En las rampas del valle coloríase más aún el viso mineral, cromatando en rojo los ocres y lustrando con grises de bismuto los hollines plutónicos. El cielo azuleaba sombríamente; el aire poníase como quebradizo en su sequedad de vejiga, y la quietud extremábase hasta lo solemne, cuando con brusco mugido la ventolera descendió girando como un trompo demente, aventando la arena á los rostros y espoleando otra vez sus hordas indómitas.

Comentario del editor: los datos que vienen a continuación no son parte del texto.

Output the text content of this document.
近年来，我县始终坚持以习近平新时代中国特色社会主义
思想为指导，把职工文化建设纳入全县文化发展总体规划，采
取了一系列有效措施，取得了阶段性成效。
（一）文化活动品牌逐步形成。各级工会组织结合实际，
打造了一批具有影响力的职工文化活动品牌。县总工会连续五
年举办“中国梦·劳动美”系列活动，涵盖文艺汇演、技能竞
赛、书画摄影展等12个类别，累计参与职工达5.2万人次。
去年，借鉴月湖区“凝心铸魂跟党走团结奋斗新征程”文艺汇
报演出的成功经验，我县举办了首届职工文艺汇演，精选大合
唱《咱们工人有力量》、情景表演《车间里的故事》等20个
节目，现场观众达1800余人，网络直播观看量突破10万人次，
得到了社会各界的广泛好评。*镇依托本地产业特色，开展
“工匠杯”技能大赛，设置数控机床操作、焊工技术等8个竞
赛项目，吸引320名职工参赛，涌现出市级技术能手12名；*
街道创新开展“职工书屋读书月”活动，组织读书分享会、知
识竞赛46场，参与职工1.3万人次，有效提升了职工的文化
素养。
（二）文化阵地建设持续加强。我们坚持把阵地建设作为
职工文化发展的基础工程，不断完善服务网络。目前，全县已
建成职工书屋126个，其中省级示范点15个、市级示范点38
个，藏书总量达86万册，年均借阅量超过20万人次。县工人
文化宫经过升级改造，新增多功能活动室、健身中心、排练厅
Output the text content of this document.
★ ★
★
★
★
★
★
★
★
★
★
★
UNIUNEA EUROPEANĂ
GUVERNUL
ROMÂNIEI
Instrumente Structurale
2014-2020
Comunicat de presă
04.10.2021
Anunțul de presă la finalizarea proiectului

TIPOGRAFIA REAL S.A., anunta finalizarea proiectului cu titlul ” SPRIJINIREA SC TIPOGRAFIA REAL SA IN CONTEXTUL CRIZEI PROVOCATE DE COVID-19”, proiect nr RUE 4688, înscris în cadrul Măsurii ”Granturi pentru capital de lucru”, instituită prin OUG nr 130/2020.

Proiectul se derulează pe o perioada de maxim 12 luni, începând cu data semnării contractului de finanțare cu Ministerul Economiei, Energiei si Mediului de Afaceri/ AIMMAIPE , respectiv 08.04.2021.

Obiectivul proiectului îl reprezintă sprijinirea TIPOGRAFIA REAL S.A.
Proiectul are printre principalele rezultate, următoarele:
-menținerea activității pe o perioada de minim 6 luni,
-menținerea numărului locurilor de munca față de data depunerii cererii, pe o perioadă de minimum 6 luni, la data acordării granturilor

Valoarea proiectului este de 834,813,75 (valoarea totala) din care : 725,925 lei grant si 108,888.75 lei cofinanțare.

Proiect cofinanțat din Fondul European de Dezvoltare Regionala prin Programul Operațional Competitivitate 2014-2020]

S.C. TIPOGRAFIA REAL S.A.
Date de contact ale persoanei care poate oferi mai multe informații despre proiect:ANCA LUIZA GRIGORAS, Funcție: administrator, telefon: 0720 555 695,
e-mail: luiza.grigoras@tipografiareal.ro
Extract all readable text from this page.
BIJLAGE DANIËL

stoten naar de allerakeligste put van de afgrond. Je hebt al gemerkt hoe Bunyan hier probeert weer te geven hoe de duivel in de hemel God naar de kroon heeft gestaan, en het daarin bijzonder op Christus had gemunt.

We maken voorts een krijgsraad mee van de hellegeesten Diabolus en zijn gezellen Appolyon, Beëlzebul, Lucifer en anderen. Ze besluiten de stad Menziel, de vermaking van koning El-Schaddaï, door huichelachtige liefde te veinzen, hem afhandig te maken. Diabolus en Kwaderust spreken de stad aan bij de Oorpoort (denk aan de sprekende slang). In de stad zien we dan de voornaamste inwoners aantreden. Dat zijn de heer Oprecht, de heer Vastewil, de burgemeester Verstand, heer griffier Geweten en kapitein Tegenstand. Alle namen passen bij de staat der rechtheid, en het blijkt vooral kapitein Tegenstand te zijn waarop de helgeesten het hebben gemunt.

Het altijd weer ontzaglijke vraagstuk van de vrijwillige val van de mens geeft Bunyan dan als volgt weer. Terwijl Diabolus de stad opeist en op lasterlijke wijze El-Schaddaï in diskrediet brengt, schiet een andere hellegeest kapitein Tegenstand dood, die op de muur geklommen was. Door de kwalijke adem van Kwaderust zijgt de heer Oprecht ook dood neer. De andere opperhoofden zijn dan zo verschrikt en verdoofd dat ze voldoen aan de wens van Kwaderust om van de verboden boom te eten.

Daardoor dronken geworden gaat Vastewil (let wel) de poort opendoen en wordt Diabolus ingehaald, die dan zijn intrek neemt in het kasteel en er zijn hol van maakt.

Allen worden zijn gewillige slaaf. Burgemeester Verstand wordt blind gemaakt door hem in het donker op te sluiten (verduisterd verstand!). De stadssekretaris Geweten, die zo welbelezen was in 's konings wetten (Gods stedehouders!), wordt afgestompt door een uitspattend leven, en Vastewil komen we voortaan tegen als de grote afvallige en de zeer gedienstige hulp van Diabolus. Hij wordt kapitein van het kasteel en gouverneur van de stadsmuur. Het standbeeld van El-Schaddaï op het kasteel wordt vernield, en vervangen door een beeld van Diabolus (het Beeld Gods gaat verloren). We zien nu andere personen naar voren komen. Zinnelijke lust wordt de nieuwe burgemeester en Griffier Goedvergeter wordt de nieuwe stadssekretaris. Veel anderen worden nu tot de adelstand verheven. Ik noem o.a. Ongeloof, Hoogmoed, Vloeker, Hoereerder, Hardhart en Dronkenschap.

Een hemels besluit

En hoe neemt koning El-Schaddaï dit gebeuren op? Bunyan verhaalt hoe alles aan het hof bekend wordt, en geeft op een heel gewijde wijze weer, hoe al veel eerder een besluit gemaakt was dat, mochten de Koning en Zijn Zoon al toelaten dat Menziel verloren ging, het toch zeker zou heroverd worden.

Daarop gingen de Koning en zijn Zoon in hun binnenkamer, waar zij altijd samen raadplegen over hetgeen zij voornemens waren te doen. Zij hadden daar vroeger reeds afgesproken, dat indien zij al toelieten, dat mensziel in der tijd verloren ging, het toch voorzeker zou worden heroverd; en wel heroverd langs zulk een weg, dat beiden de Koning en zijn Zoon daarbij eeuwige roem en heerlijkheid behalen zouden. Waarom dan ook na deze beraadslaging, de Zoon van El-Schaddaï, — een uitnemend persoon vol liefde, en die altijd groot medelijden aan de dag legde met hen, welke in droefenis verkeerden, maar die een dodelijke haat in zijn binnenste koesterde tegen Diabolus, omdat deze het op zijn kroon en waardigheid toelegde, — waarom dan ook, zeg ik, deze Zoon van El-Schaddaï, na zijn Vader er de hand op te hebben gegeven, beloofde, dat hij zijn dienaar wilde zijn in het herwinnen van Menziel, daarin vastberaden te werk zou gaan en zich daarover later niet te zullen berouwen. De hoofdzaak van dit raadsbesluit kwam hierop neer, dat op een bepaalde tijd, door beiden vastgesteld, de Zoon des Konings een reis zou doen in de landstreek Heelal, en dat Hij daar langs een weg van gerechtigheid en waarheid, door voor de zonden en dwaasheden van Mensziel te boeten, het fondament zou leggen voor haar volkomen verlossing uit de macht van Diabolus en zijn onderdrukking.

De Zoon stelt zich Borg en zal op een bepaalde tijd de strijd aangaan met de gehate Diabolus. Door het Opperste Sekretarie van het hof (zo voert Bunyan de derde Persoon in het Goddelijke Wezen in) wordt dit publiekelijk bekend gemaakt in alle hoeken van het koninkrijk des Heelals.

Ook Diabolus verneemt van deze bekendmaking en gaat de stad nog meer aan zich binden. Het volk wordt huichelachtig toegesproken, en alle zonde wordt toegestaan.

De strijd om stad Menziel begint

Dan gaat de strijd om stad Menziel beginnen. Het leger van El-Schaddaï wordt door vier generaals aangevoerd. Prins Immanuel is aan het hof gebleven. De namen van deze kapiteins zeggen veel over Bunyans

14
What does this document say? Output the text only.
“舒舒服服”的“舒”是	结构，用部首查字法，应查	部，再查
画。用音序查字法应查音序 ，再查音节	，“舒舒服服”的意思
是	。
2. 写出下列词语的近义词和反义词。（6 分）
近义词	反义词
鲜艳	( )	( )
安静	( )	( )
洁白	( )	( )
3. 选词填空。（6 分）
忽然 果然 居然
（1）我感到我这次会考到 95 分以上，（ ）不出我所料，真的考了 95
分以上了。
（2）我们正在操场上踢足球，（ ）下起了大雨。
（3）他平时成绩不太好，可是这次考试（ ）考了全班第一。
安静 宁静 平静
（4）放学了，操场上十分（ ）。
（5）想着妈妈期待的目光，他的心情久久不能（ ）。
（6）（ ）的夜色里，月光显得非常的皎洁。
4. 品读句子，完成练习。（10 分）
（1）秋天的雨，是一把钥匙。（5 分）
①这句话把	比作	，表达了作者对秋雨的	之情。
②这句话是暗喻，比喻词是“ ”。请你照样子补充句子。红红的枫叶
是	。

No podían permanecer en ese callejón que el viento arrasaba á porfía; y decidido a concluir de una vez con el mutismo del muchacho, el jefe á quien su donosura interesaba, le alzó el rostro en una cascaruleta:
—Bájate, perillán!
El efecto que estas palabras causaron en aquél, fue tan extraño como su resistencia y su gallardía. Marchitósele la tez, apretáronse sus rodillas en una crispación contra su pobre cojinillo de cordero, y su voz desfallecida de sollozos imploró:
—No, señor, no, señor, por vida suya!...
Sus ojos resplandecían verdaderamente magníficos entre las lágrimas; y así éstas como su voz y la postura que adoptó para suplicar lo afeminaban tanto que uno de los hombres neceó en voz baja un comentario libertino.